Comment Re:Read Tesla's patents (Score 4, Interesting) 140

I understood the power transmission thing differently. I thought he wanted to resonate the capacitance of the Earth's atmosphere to transmit AC power. The reason that the idea didn't take off was that you can't meter the consumption. Anyone has access to siphon off the energy from the atmosphere. He had a solution that did not yield itself to a viable business model.

Comment Re:Yea, best form a comitee to consider all option (Score 1) 193

Seriously, starting to experiment with uncertain approaches in a time of crisis is about the most stupid thing that can be done.

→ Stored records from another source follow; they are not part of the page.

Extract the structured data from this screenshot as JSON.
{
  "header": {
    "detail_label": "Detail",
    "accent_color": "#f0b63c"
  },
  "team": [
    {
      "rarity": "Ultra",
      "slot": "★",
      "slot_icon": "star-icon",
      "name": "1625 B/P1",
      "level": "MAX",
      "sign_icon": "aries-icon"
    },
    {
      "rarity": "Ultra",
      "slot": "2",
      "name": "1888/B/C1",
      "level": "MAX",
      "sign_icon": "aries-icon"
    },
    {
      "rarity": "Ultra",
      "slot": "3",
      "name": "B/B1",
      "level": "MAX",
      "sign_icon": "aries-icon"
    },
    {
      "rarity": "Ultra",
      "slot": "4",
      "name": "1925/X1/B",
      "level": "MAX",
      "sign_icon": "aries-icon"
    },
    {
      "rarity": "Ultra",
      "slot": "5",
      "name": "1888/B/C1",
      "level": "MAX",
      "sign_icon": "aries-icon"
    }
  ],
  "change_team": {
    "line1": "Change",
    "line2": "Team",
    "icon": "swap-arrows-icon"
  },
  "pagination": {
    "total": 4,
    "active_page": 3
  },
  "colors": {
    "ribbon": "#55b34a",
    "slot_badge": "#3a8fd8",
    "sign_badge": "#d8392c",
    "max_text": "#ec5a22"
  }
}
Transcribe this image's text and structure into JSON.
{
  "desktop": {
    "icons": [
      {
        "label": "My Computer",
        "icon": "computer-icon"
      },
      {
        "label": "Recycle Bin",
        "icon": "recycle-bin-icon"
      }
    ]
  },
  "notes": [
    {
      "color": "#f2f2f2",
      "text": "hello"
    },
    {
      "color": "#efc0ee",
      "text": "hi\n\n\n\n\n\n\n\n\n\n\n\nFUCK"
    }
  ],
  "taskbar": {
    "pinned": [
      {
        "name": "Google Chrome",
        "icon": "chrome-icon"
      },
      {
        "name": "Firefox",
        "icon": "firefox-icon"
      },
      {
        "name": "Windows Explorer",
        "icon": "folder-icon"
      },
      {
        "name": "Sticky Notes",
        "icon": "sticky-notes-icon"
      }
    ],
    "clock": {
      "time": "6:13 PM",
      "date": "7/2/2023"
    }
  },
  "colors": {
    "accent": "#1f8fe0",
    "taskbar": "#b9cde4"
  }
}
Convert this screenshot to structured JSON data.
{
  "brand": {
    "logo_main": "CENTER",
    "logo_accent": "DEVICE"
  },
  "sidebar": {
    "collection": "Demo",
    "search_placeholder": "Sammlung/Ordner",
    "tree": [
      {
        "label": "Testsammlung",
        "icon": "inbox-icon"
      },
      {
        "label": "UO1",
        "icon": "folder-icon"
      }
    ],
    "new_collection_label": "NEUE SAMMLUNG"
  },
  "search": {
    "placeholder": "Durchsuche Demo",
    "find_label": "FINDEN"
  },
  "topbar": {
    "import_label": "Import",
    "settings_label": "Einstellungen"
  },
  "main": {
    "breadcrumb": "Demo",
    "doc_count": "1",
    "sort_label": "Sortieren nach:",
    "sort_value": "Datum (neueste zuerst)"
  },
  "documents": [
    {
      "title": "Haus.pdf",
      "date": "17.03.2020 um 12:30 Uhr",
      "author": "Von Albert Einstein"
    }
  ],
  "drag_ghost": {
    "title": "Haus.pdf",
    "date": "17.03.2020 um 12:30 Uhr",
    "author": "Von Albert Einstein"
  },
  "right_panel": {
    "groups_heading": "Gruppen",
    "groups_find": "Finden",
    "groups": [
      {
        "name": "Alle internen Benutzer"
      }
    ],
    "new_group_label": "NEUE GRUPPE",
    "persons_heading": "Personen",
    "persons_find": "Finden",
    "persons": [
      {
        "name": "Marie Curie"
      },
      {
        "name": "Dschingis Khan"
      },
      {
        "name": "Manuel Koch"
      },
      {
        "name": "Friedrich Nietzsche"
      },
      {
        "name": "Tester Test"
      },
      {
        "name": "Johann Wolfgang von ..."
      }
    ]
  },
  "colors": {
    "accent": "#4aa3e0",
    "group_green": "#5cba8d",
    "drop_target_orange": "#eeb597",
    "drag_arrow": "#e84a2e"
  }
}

Stick to what is known to work, there is no time to come up with anything better.

It's not a question of experimentation with uncertain approaches. The alternatives are all well-understood... actually the mathematics is straightforward enough that the characteristics of virtually any approach you can invent can easily be calculated.

The question is whether they should use the approach that provides the fastest route to a given level of certainty at the expense of deliberately leaving a significant percentage of sufferers untreated, or whether to use other methods that provide the treatment to everyone possible but will take longer to achieve the required level of certainty. There's a legitimate question here, particularly if the researchers strongly believe that the vaccine does work. In that case, using randomized treatment will needlessly allow many people -- and, in particular, healthcare workers -- to die. If, on the other hand, the vaccine really isn't very effective, then delaying the discovery of that fact, and therefore delaying evaluation of alternative vaccines (assuming they exist) will cost more lives.

In any case, this isn't a question of experimenting with uncertain approaches. The pros and cons of all of the options are fully understood. It's just a question of deciding which set of tradeoffs is the best for this situation.

Comment Re:funny that.... (Score 5, Insightful) 178

Funny that ebola has been in existence in the modern world since the 70s, yet only now this is coming to light. Oddly enough, this is perfectly timed with someone in the US getting infected.

"Shit, this is on OUR turf now!??! Better do something about it!"

There is a causal relation driving this correlation, but it's not the one you cynically postulate. Both the appearance of someone in the US with the disease and the attempt to create a vaccine have been caused by the scale of the latest outbreak.